Nereden geldi takıldı belki anlamsız belki anlamlı bu cümle
bilmiyorum. Ama şu tarihlerde fazlaca geliyor aklıma:
- Makine Bozuldu,
Tren Durdu; Masa Buldu, Camdakini Aldı.
Bir değişim mi, yeni bir başlangıç mı, aldırmazlık mı,
öncekini düşünmemek mi? Belki hepsi belki hiçbiri. Zamanı gelince görülür belki
gerçek anlamı. Henüz erken belki de, kim bilebilir ki; gerçeğe oturtulmuş
imgeler çıkartan benim dışımda…
Ve evet, hoşnutsuzluk mu, kayboluş mu, o zaman aşamalarına
başlanmalıdır.

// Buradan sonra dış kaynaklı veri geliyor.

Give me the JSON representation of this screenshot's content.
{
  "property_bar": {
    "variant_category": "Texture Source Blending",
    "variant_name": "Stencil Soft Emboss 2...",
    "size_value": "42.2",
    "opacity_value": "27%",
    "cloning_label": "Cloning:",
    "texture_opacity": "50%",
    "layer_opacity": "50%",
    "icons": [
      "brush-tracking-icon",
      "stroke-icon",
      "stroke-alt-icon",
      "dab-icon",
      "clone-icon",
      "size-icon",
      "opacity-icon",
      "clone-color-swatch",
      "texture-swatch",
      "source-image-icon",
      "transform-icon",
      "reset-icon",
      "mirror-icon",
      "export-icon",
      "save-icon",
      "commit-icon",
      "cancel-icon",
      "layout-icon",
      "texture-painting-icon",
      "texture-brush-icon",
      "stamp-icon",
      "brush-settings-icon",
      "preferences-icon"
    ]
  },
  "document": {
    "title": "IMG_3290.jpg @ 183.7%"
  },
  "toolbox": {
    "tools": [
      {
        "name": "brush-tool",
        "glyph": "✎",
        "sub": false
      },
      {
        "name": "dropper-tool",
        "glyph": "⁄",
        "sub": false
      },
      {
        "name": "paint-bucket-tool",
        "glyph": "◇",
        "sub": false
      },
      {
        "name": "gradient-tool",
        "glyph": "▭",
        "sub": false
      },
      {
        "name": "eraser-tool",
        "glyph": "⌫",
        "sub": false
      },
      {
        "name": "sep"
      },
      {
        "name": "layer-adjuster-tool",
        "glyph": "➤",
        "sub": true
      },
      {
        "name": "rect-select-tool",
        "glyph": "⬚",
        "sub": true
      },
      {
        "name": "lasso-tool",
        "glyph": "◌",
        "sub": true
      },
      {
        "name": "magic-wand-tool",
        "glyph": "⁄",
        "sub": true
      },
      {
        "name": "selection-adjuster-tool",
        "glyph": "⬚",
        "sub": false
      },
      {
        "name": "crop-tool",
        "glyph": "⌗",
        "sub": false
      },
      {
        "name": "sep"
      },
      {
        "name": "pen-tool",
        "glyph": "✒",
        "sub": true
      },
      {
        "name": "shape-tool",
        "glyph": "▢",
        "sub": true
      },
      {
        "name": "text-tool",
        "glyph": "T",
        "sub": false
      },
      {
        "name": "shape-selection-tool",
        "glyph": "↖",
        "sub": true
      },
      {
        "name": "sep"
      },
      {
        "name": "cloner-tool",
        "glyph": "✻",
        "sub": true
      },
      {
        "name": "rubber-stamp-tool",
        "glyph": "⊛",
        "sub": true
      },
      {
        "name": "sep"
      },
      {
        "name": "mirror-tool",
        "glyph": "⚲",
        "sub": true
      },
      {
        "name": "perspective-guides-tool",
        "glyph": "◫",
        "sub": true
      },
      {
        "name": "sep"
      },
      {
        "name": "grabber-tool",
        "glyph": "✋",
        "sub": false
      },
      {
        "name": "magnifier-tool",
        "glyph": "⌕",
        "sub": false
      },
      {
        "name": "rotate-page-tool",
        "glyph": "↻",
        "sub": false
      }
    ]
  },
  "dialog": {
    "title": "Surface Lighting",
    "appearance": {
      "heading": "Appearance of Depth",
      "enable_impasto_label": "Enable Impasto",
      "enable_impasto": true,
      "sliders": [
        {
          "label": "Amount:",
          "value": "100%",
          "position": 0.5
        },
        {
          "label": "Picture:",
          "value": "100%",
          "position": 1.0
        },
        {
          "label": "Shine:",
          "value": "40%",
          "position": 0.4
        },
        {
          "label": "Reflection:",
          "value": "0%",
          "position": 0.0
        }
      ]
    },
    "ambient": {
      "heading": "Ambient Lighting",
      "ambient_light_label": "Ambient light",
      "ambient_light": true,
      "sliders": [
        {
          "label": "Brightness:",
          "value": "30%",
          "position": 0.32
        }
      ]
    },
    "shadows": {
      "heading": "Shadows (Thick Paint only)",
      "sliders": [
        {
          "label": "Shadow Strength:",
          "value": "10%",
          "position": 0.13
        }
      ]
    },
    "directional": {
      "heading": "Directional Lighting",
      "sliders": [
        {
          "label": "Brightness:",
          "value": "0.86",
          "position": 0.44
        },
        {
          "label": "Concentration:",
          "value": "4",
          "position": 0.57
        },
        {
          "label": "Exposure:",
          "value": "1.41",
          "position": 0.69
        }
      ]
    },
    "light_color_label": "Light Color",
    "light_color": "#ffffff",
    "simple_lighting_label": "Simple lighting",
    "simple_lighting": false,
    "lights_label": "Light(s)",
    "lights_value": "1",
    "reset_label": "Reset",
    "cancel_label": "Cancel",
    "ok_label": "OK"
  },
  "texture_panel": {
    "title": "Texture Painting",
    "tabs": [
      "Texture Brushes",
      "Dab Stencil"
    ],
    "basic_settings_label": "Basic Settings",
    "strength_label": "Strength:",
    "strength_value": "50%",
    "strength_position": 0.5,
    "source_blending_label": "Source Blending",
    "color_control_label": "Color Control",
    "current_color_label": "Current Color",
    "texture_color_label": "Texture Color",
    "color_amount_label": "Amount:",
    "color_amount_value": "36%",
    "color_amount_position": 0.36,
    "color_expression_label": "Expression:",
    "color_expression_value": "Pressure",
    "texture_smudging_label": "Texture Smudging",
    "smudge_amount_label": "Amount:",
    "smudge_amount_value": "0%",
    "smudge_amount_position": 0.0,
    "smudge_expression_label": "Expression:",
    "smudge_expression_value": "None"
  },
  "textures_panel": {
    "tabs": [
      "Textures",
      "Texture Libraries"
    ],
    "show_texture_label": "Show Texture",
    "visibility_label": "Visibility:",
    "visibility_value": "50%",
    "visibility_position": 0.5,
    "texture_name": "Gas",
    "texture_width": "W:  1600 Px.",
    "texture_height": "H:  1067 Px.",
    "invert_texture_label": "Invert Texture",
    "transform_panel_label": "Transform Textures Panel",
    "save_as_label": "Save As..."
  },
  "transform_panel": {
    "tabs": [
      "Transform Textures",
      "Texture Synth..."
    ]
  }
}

Öncelikle temelden başlamalı.
Karmaşa içinde; tanıdık ve tanımadık insanların arasından
kayboluşa varmak tek başına hiçbir şey değildir. Çünkü aramak yoksa kayboluş da
yoktur. Yok oluş vardır. Geride bırakılanlar, sana değerini veren ise bu bir
kayboluş olmuştur. Ancak tam tersi ise, o kişilerin değer sorgulaması
gerekebilir ve yok olmak doğru bir karar olmuş olabilir. Çünkü zaten umurlarında
bile değilsin ki zaten!
Ve kayboluşlar, aslında çok zaman öncesinden gelir.

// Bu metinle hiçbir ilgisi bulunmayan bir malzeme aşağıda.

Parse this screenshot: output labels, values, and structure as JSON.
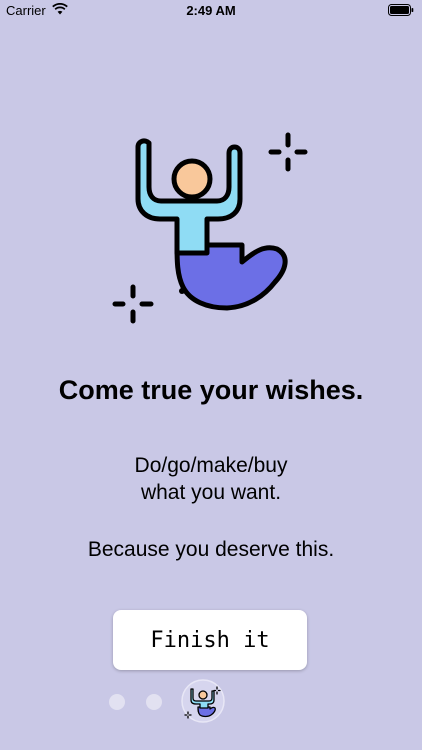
{
  "status_bar": {
    "carrier": "Carrier",
    "time": "2:49 AM"
  },
  "onboarding": {
    "title": "Come true your wishes.",
    "subtitle_lines": [
      "Do/go/make/buy",
      "what you want."
    ],
    "tagline": "Because you deserve this.",
    "button_label": "Finish it",
    "page_count": 3,
    "current_page": 3
  },
  "colors": {
    "background": "#c9c8e6",
    "shirt": "#8fdcf4",
    "skin": "#f9c89b",
    "tail": "#6c6fe6",
    "outline": "#000000"
  },
  "icons": {
    "illustration": "happy-genie-icon",
    "sparkle": "sparkle-icon",
    "wifi": "wifi-icon",
    "battery": "battery-icon"
  }
}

Günışığına çıkması, üzerindeki toprağın açılmasına bağlıdır. Bu toprağı açacak
kişiler ise, yine az çok değer veren ve arayışa geçen kişilerdir. Bir anda fark
edilmiş olsa da, aslında bir kayboluşun çok önceden belirtiler veren yapısı ve
baştan sona ilerleyen evreleri vardır. Kayboluş özeldir, ağırdan gelir.